The script dynamically inserts the widget iframe and controls its UI elements, like open/close buttons.

Core Components:

  1. Define Constants:
    export const embedConfig = {     widgetURL: import.meta.env.VITE_WIDGET_URL || 'http://localhost:3001',     defaultPosition: 'bottom-right' }; 
  2. Create the Embed Script:
    (() => {     let iframe, button;      const initializeWidget = (orgID) => {         iframe = document.createElement('iframe');         iframe.src = `${embedConfig.widgetURL}?organizationID=${orgID}`;         iframe.style.position = 'fixed';         iframe.style.bottom = '0';         iframe.style.right = '0';                  document.body.appendChild(iframe);          button = document.createElement('button');         button.innerText = 'Chat';         button.onclick = () => toggleWidget();          document.body.appendChild(button);     };      const toggleWidget = () => {         iframe.style.display = iframe.style.display === 'none' ? 'block' : 'none';     };      window.EchoWidget = { init: initializeWidget }; })(); 

Step 3: Generating Dynamic Integration Snippets

The embed script allows developers to integrate the chat widget into their applications. To make this process seamless, you can dynamically generate integration snippets for multiple frameworks like HTML, React, and Next.js.

Example Integration Snippet:

For HTML:

<script src="https://example.com/embed.js" data-organization-id="12345"></script> 

For React or Next.js:

import Script from 'next/script';  <Script     src="https://example.com/embed.js"     data-organization-id="12345" /> 

Step 4: Deploying the Apps

After completing the development, deploy both the web app and widget app to live environments, ensuring the embed script points to the correct domain.

Steps:

  1. Deploy the Web App:
    • Use your preferred hosting service (e.g., Vercel).
    • Add environment variables for the production environment.
  2. Deploy the Widget App:
    • Ensure the domain matches the embedConfig.widgetURL.
    • Host the minified embed script (widget.js) alongside the widget app.

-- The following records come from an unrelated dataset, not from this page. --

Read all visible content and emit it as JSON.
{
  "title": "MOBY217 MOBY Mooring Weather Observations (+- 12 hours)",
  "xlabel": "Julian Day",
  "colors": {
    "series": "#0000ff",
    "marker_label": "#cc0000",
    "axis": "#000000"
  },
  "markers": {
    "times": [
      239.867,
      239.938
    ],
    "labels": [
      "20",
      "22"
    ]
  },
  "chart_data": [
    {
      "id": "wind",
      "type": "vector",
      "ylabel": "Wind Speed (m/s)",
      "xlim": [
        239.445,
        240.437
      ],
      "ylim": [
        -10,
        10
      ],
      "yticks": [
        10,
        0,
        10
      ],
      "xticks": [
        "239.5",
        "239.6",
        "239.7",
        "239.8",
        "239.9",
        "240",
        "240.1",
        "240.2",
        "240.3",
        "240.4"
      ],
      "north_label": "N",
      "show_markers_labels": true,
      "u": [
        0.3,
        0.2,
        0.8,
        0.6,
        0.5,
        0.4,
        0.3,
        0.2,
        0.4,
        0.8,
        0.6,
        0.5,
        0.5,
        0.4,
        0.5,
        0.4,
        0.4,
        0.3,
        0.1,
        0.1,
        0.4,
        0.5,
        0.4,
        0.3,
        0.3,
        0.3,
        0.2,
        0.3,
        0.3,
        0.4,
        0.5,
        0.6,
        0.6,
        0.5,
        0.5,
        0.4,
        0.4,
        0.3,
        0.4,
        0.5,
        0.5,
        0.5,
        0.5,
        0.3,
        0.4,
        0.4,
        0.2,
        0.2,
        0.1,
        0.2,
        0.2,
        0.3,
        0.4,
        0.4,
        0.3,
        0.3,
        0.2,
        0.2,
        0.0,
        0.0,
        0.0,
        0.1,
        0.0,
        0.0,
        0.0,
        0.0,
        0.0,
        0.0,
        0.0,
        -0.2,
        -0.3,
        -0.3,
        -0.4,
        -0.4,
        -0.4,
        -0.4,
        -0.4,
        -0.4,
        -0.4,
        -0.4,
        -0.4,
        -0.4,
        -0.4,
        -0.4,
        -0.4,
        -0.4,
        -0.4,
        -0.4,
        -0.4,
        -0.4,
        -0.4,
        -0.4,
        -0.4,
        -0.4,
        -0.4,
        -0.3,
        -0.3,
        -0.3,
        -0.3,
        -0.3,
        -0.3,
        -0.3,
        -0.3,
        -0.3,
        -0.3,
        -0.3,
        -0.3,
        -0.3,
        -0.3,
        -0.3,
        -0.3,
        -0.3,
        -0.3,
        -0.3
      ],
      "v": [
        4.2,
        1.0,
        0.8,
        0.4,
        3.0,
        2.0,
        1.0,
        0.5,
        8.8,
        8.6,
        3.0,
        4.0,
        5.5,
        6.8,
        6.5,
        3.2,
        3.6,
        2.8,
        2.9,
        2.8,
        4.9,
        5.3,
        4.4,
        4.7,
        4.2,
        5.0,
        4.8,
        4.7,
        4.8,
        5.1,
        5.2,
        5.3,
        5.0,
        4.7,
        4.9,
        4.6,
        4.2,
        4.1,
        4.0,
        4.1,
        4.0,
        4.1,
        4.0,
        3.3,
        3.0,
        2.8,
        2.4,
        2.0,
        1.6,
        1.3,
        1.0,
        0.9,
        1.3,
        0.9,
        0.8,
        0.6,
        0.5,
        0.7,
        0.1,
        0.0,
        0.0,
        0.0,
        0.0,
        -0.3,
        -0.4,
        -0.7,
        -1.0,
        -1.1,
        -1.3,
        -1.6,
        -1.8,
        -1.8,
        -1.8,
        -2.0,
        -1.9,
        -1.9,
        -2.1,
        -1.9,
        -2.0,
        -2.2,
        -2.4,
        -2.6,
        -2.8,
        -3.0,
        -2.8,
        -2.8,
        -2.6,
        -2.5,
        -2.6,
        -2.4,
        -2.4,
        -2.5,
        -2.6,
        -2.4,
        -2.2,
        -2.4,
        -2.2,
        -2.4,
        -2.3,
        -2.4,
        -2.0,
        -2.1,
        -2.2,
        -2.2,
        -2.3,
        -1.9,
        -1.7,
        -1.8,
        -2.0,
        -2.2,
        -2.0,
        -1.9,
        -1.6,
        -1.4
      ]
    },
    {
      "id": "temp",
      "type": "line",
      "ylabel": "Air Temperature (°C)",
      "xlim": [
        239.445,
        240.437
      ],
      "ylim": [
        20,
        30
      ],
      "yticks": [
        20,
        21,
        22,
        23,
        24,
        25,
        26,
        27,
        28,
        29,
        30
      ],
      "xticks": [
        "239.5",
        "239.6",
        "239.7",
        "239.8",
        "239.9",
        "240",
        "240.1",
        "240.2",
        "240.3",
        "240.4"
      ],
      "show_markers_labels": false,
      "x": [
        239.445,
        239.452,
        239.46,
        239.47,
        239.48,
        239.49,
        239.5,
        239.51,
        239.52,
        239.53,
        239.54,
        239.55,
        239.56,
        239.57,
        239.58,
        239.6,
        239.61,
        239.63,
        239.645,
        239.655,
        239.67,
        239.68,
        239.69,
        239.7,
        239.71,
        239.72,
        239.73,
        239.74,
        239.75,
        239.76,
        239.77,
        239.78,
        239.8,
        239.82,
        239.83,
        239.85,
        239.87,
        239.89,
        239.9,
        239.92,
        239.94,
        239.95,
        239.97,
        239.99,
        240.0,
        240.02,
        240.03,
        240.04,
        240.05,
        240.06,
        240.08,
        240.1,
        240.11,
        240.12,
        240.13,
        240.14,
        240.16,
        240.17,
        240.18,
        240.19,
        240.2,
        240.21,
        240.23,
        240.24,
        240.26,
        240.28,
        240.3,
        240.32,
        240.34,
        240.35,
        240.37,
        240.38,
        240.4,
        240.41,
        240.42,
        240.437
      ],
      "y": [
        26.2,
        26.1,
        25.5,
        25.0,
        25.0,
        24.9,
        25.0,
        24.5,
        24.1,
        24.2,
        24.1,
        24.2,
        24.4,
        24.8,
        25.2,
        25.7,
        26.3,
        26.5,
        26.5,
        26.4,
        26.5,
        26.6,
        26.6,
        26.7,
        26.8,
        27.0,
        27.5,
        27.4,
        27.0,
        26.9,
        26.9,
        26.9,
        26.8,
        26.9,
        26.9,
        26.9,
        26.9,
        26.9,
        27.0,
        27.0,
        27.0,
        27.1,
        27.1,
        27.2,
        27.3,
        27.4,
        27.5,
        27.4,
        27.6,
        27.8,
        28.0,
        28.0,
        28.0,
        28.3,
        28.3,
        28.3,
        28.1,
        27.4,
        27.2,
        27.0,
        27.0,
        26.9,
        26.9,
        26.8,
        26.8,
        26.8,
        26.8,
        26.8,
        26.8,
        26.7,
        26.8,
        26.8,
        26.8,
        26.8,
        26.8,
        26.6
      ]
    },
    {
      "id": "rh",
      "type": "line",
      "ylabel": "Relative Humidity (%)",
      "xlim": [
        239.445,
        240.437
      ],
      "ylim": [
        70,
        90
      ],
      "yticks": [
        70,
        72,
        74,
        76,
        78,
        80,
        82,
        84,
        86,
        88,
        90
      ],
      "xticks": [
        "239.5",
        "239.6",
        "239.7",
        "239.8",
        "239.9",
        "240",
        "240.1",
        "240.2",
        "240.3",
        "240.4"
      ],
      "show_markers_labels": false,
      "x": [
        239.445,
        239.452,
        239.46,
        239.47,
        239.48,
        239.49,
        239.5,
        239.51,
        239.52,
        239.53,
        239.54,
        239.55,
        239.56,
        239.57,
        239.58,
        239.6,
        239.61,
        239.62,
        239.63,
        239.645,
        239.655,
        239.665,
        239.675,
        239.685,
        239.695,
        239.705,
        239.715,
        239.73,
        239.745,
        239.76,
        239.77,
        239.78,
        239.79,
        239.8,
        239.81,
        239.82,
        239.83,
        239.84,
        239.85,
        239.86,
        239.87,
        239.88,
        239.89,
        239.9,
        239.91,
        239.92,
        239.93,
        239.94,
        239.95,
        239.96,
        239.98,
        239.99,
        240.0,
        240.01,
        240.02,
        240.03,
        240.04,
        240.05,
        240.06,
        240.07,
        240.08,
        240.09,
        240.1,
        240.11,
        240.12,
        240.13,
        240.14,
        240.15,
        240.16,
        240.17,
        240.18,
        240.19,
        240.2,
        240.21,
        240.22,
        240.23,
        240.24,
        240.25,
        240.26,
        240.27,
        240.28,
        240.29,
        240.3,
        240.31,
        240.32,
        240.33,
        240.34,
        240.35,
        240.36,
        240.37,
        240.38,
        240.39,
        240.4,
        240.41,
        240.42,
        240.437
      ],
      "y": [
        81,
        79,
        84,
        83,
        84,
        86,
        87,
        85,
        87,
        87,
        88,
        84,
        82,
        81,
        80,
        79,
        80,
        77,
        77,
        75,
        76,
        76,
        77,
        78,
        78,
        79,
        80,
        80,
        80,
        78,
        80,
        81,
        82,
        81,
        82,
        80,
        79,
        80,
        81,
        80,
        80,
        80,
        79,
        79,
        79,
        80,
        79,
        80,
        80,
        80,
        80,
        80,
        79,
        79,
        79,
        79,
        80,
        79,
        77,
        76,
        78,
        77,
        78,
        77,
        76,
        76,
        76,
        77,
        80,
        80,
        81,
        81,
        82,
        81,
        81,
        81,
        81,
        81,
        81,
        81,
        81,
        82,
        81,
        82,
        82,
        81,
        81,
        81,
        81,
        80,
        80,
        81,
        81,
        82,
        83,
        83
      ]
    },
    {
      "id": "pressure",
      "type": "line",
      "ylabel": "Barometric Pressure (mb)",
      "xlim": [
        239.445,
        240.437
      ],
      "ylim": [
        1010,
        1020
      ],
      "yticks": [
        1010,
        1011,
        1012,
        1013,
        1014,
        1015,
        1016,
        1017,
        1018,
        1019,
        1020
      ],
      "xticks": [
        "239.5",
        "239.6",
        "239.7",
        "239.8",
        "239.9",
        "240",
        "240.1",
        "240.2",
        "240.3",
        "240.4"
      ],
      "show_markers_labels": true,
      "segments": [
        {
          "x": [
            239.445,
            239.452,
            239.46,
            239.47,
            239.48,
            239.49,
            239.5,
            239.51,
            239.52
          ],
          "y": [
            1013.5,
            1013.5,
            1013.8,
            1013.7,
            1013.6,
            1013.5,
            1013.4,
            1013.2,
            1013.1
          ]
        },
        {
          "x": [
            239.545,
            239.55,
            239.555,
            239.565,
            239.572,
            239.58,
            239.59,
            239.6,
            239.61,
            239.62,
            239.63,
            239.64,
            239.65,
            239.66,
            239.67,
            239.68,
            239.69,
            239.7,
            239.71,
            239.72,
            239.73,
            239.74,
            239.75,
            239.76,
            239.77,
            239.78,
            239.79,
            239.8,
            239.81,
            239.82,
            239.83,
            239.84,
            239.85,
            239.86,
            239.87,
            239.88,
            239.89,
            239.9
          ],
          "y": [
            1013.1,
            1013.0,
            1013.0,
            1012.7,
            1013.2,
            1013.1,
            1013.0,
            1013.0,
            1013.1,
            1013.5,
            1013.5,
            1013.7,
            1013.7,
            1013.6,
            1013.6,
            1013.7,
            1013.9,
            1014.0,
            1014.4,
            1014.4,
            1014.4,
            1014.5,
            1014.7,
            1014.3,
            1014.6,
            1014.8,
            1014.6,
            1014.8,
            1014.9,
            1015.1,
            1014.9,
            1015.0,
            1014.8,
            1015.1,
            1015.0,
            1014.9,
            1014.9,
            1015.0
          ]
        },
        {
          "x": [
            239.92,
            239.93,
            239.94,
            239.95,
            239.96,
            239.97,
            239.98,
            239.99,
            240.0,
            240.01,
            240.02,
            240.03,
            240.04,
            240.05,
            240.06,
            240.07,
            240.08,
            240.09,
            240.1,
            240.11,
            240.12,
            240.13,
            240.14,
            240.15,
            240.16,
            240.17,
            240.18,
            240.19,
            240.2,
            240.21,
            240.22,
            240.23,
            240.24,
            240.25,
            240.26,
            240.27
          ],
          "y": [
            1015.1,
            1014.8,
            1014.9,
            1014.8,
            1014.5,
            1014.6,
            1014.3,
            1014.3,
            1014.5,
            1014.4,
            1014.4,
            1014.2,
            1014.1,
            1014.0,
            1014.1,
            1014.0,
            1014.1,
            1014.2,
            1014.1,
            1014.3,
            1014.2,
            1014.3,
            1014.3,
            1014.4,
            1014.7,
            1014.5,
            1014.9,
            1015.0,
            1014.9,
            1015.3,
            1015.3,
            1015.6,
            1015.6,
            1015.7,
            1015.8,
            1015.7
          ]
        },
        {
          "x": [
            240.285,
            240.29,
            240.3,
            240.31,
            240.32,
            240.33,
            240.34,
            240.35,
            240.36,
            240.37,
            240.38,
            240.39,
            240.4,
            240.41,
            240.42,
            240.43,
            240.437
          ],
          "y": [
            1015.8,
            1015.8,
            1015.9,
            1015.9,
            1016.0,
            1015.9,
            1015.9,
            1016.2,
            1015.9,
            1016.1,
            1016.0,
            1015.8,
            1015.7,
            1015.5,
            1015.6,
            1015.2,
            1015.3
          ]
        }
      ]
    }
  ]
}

Step 5: Testing the Embed Integration

To test the embed script:

  1. Create a simple landing.html file:
    <html> <head>     <title>Test Integration</title> </head> <body>     <script src="https://example.com/widget.js" data-organization-id="12345"></script> </body> </html> 
  2. Open the HTML file in a browser and verify the widget functionality.

Key Takeaways

  • Embed Script Design: Use an immediately invoked function expression (IIFE) to create a self-contained script that avoids polluting the global namespace.
  • Dynamic Snippets: Simplify integration by generating framework-specific snippets with placeholders for organization IDs.
  • Environment-specific Configurations: Use environment variables to dynamically resolve widget URLs for development and production environments.
  • Vite for Optimization: Leverage Vite to bundle, minimize, and build production-ready embed scripts.
  • Testing and Deployment: Test embed functionality using standalone HTML files, and ensure the widget script points to the live domain after deployment.
  • Widget Interactivity: Provide developers with a global API (e.g., EchoWidget.init) for controlling widget behavior programmatically.

Conclusion

Creating a customizable, embeddable chat widget offers a powerful tool for B2B organizations to engage with customers and provide real-time support. By leveraging modern build tools and best practices, you can ensure seamless integration across platforms and deliver a polished, professional experience to your users.